I decided to see what flex could offer instead and I can now safely say that flex is the exact tool that I was looking for, “thankyou Mark”. Admitedly I am asking flex to do a lot more than just spit out tokens etc but what it does suits my needs . It gives me the ability to generate arbitrary code dependant upon state while parsing a document which is Exaclty what I need.
I wrote a simple parser using flex++ and then decided to see how performance would compare against the perl module HTML::Parser. Hands down HJTML::Parser is faster and not by any short margin. I have not looked into why this is. I am now going to write one in plain C and avoid C++ to see how much difference we can get.
Well! It took me about 5 minutes to change the flex++ parser back to a C parser and the performace improvement is quite drastic. I imagine this is because of the way flex++ is generating the lex.yy.cc file because C++ is only margianlly slower than C and some would argue it is faster.

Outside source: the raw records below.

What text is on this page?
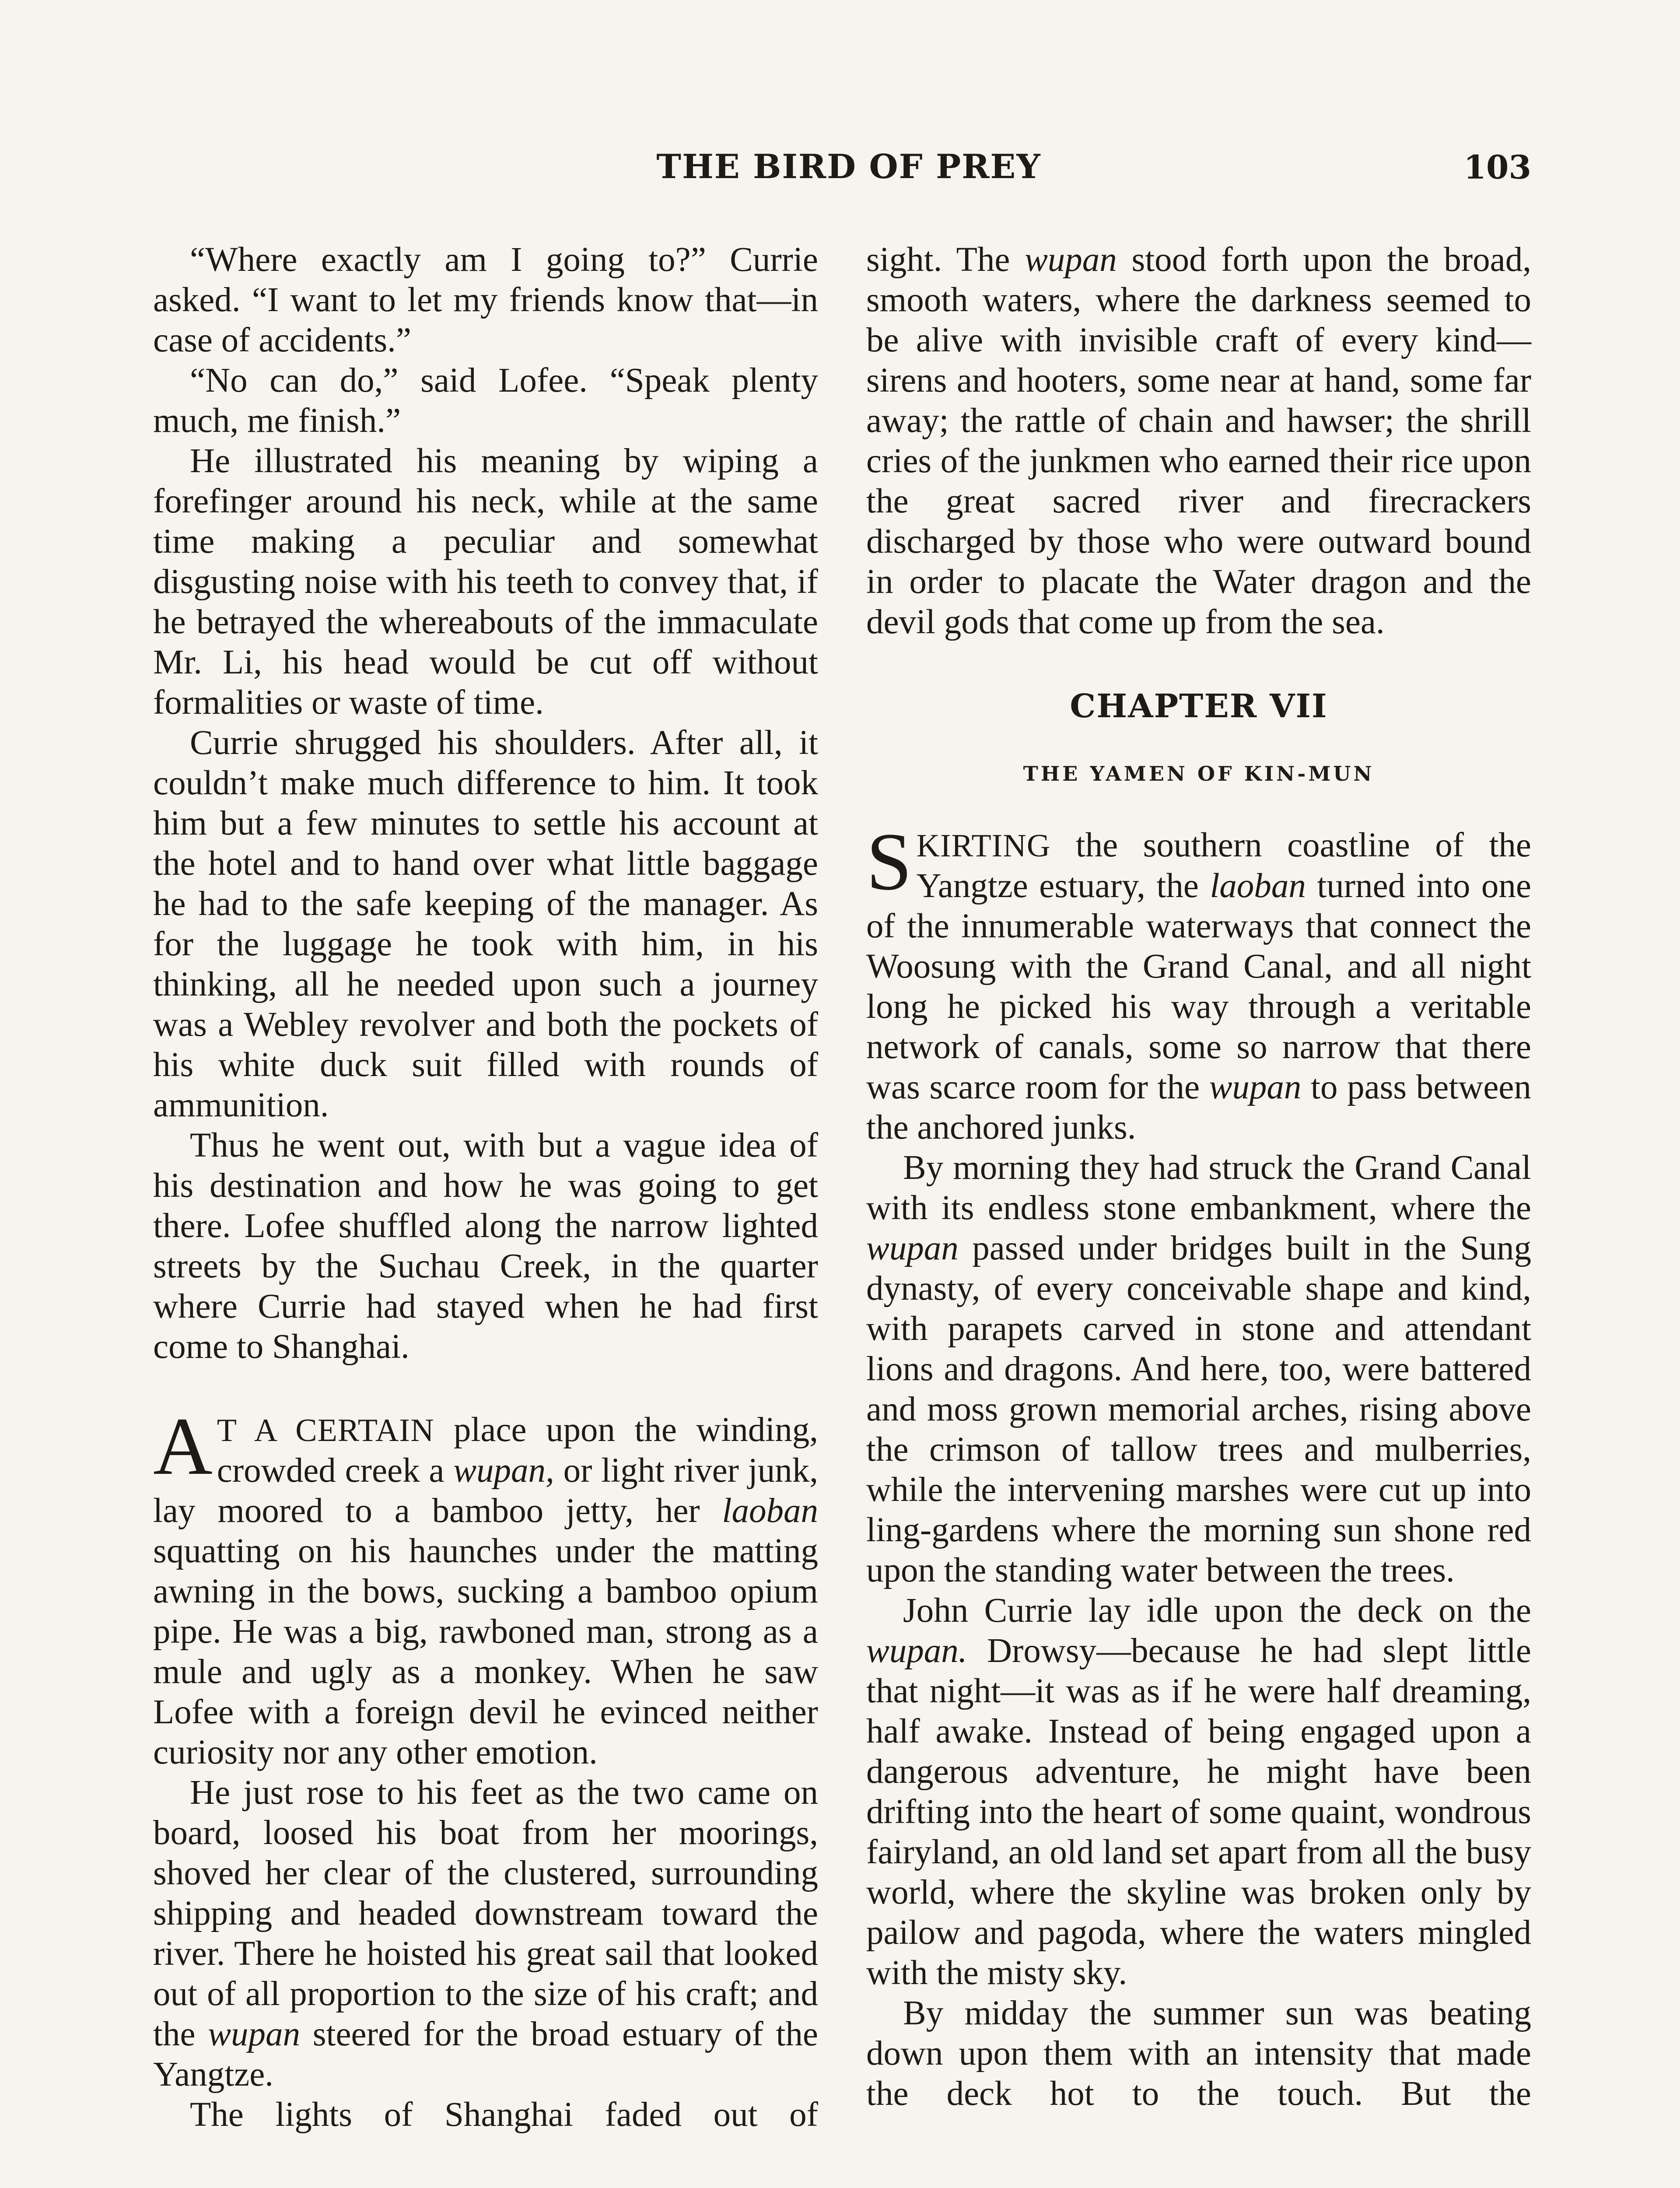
THE BIRD OF PREY	103

“Where exactly am I going to?” Currie asked. “I want to let my friends know that—in case of accidents.”

“No can do,” said Lofee. “Speak plenty much, me finish.”

He illustrated his meaning by wiping a forefinger around his neck, while at the same time making a peculiar and somewhat disgusting noise with his teeth to convey that, if he betrayed the whereabouts of the immaculate Mr. Li, his head would be cut off without formalities or waste of time.

Currie shrugged his shoulders. After all, it couldn’t make much difference to him. It took him but a few minutes to settle his account at the hotel and to hand over what little baggage he had to the safe keeping of the manager. As for the luggage he took with him, in his thinking, all he needed upon such a journey was a Webley revolver and both the pockets of his white duck suit filled with rounds of ammunition.

Thus he went out, with but a vague idea of his destination and how he was going to get there. Lofee shuffled along the narrow lighted streets by the Suchau Creek, in the quarter where Currie had stayed when he had first come to Shanghai.

AT A CERTAIN place upon the winding, crowded creek a wupan, or light river junk, lay moored to a bamboo jetty, her laoban squatting on his haunches under the matting awning in the bows, sucking a bamboo opium pipe. He was a big, rawboned man, strong as a mule and ugly as a monkey. When he saw Lofee with a foreign devil he evinced neither curiosity nor any other emotion.

He just rose to his feet as the two came on board, loosed his boat from her moorings, shoved her clear of the clustered, surrounding shipping and headed downstream toward the river. There he hoisted his great sail that looked out of all proportion to the size of his craft; and the wupan steered for the broad estuary of the Yangtze.

The lights of Shanghai faded out of

sight. The wupan stood forth upon the broad, smooth waters, where the darkness seemed to be alive with invisible craft of every kind—sirens and hooters, some near at hand, some far away; the rattle of chain and hawser; the shrill cries of the junkmen who earned their rice upon the great sacred river and firecrackers discharged by those who were outward bound in order to placate the Water dragon and the devil gods that come up from the sea.

CHAPTER VII
THE YAMEN OF KIN-MUN

SKIRTING the southern coastline of the Yangtze estuary, the laoban turned into one of the innumerable waterways that connect the Woosung with the Grand Canal, and all night long he picked his way through a veritable network of canals, some so narrow that there was scarce room for the wupan to pass between the anchored junks.

By morning they had struck the Grand Canal with its endless stone embankment, where the wupan passed under bridges built in the Sung dynasty, of every conceivable shape and kind, with parapets carved in stone and attendant lions and dragons. And here, too, were battered and moss grown memorial arches, rising above the crimson of tallow trees and mulberries, while the intervening marshes were cut up into ling-gardens where the morning sun shone red upon the standing water between the trees.

John Currie lay idle upon the deck on the wupan. Drowsy—because he had slept little that night—it was as if he were half dreaming, half awake. Instead of being engaged upon a dangerous adventure, he might have been drifting into the heart of some quaint, wondrous fairyland, an old land set apart from all the busy world, where the skyline was broken only by pailow and pagoda, where the waters mingled with the misty sky.

By midday the summer sun was beating down upon them with an intensity that made the deck hot to the touch. But the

I did a bit more playing around with the C version and I think I might be able to make it faster than the HTML::Parser version (of course it won’t be half as functional).
Testing was done as follows
file big.html == 10Mb of reasonably formatted HTML
perl HTML::Parser (with XS) == 0.5s
flex == 0.7s
flex++ == 8s
I am no guru at flex so I imagine that it could be a lot quicker once I get to grips with it.
Dear Harry,
Can you share the code of your flex-based HTML parser?